Он как-то грустно улыбнулся:
– Вы, я вижу, веселитесь. И совершенно напрасно. Я не хочу вас убивать. Вы нравитесь мне, Александр Борисович.
– Ты мне тоже, Вася, – успокоил я его.
Он снова кивнул, как бы давая мне понять, что я не смогу вывести его из себя.
– Мне нравится ваша убежденность, ваша самоотверженность, ваша целеустремленность.
– Прости, – осторожно перебил я его. – Это ты все обо мне говоришь?
Он не улыбнулся и ответил:
– О вас, Александр Борисович. Признаюсь, что с удовольствием бы тоже называл вас на «ты», а не по имени-отчеству. – Он намекал мне, по-видимому, на то, что я называл его Васей.
Упрекает.
– Не церемонься, – предложил я ему, – зови меня просто: господин Турецкий.
Он покачал головой:
– Вы никак не хотите поверить, что с вами работали люди, которые не хуже вас разбираются и в профессии, и, наконец, в нуждах страны и народа.
Вот оно наконец! Продолжай, милый. А ты, Турецкий, молчи и слушай, что тебе умные люди говорят. И смиреннее вид, смиреннее!!!
– Этот недоумок, – кивнул он в сторону Аничкина, – вообразил, что он мессия.
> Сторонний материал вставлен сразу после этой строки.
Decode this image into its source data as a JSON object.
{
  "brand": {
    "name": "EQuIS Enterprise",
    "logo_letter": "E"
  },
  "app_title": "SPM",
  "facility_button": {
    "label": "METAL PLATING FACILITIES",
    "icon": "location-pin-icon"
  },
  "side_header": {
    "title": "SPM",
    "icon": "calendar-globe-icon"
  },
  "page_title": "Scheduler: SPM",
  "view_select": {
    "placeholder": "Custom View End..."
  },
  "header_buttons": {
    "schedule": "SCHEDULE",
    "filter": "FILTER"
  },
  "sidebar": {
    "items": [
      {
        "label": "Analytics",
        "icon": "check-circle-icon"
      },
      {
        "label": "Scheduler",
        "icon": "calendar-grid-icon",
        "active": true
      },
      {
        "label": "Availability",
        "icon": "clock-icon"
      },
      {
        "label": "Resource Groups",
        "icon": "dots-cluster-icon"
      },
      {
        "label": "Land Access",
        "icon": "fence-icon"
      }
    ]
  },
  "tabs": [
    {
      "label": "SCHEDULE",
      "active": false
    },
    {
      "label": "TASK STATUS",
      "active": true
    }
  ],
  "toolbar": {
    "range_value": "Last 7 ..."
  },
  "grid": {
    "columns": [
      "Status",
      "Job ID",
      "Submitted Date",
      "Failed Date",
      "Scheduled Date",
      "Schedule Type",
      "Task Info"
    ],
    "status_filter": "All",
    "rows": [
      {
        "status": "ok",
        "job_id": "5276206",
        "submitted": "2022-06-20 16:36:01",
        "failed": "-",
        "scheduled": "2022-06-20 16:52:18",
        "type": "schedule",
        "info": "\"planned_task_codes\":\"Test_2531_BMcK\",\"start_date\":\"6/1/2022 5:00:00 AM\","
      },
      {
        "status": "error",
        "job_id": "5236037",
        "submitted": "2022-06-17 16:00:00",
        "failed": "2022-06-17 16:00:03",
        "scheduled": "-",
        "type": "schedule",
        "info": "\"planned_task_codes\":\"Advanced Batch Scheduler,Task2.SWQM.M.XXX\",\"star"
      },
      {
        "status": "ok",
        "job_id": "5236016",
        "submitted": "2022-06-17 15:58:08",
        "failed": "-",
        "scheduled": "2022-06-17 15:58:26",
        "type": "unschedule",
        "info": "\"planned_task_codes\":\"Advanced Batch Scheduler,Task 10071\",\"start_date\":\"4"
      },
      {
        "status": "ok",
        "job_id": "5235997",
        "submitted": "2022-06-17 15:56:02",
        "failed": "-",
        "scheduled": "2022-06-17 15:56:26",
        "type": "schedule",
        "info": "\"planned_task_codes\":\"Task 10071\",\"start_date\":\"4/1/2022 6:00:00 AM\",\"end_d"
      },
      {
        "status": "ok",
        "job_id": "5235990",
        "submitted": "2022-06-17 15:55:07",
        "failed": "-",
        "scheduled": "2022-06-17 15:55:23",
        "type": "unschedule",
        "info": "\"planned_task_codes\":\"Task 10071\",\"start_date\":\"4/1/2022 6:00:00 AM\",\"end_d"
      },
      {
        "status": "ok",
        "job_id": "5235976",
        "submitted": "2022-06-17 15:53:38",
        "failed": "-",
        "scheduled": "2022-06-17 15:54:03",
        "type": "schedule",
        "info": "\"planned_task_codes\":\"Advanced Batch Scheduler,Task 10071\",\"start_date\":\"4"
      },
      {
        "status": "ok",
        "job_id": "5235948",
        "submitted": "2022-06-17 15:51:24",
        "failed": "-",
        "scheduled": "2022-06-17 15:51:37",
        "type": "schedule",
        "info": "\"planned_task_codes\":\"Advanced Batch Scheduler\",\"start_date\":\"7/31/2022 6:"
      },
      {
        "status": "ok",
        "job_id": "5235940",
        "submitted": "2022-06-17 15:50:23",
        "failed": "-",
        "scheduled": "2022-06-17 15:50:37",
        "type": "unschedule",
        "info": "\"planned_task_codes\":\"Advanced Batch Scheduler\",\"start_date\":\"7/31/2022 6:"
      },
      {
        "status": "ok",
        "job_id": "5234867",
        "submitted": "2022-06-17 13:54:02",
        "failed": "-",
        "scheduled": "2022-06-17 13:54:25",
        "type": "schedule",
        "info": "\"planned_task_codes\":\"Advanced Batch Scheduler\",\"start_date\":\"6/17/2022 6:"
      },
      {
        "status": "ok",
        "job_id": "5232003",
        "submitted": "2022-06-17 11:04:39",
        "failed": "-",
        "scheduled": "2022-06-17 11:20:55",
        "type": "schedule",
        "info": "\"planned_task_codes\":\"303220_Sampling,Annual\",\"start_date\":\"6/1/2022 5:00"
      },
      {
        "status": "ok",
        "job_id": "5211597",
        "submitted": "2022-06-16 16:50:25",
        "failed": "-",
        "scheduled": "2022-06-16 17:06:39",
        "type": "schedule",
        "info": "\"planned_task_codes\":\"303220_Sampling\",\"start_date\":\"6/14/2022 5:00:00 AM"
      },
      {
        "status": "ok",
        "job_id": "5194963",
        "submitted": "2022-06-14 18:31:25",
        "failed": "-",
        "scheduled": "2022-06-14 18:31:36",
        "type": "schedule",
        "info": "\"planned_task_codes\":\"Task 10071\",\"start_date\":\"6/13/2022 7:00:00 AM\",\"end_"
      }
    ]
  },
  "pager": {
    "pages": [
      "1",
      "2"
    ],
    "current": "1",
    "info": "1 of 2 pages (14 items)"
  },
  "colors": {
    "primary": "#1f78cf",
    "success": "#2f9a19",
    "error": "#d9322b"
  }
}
Ему все время слишком везло. Вообще, все, что касается его, было сделано с громадным количеством ошибок, начиная с неудачной его вербовки. Но эти люди уже наказаны.
– Подонок! – неожиданно раздался голос со стороны.
Мы одновременно с ним повернули головы и посмотрели на Таню Зеркалову. Она, в свою очередь, метала глазами молнии в сторону таинственного Васи.
Вася, он и есть Вася. Вздохнул. И повернулся к своим громилам.
– Дайте оружие, – приказал он обоим. – Оба.
Они беспрекословно ему подчинились. Ну прямо роботы какие-то. Он взял их пистолеты, вдумчиво их оглядел и вдруг выстрелил дуплетом. Оба телохранителя еще не успели принять горизонтальное положение, а он уже снова обернулся к нам с Таней и улыбался.
Я даже язык проглотил. Что бы это значило? Таня тоже молчала, лишь глаза ее еще больше расширились. А я думал, что это уже невозможно.
Он посмотрел на Татьяну.
– Видите, госпожа Зеркалова, что, по сути, представляет собой человеческая жизнь? – спросил он ее, поигрывая пистолетами. – Не расстраивайтесь. Они и так должны были остаться здесь. Не все ли равно как. А в нашем случае они хотя бы послужили, как бы это выразиться точнее…
– Наглядным пособием, – выдавил я из себя.
Он благодарно кивнул мне.
– Спасибо, Александр Борисович, – сказал он. – Да. Наглядным пособием, именно так. Но я не об этом хотел с вами поговорить.
– О чем же? – спросил я.
– Вы знаете, Турецкий, что вы умрете, – сообщил он мне великую тайну. – Как и госпожа Зеркалова, и эта очаровательная девушка, – указал он стволом пистолета на Люську. Та в ужасе забилась в угол. – Но прежде, чем вы умрете, вы услышите одну интересную историю.
– Мне нравятся интересные истории, – пробормотал я, стараясь не думать о том, что он говорит между делом.
Он немного помолчал и после паузы негромко заговорил, причем он говорил так, словно беседовал с самим собой. Я знал, что такой способ рассказа вызывает наибольший театральный эффект.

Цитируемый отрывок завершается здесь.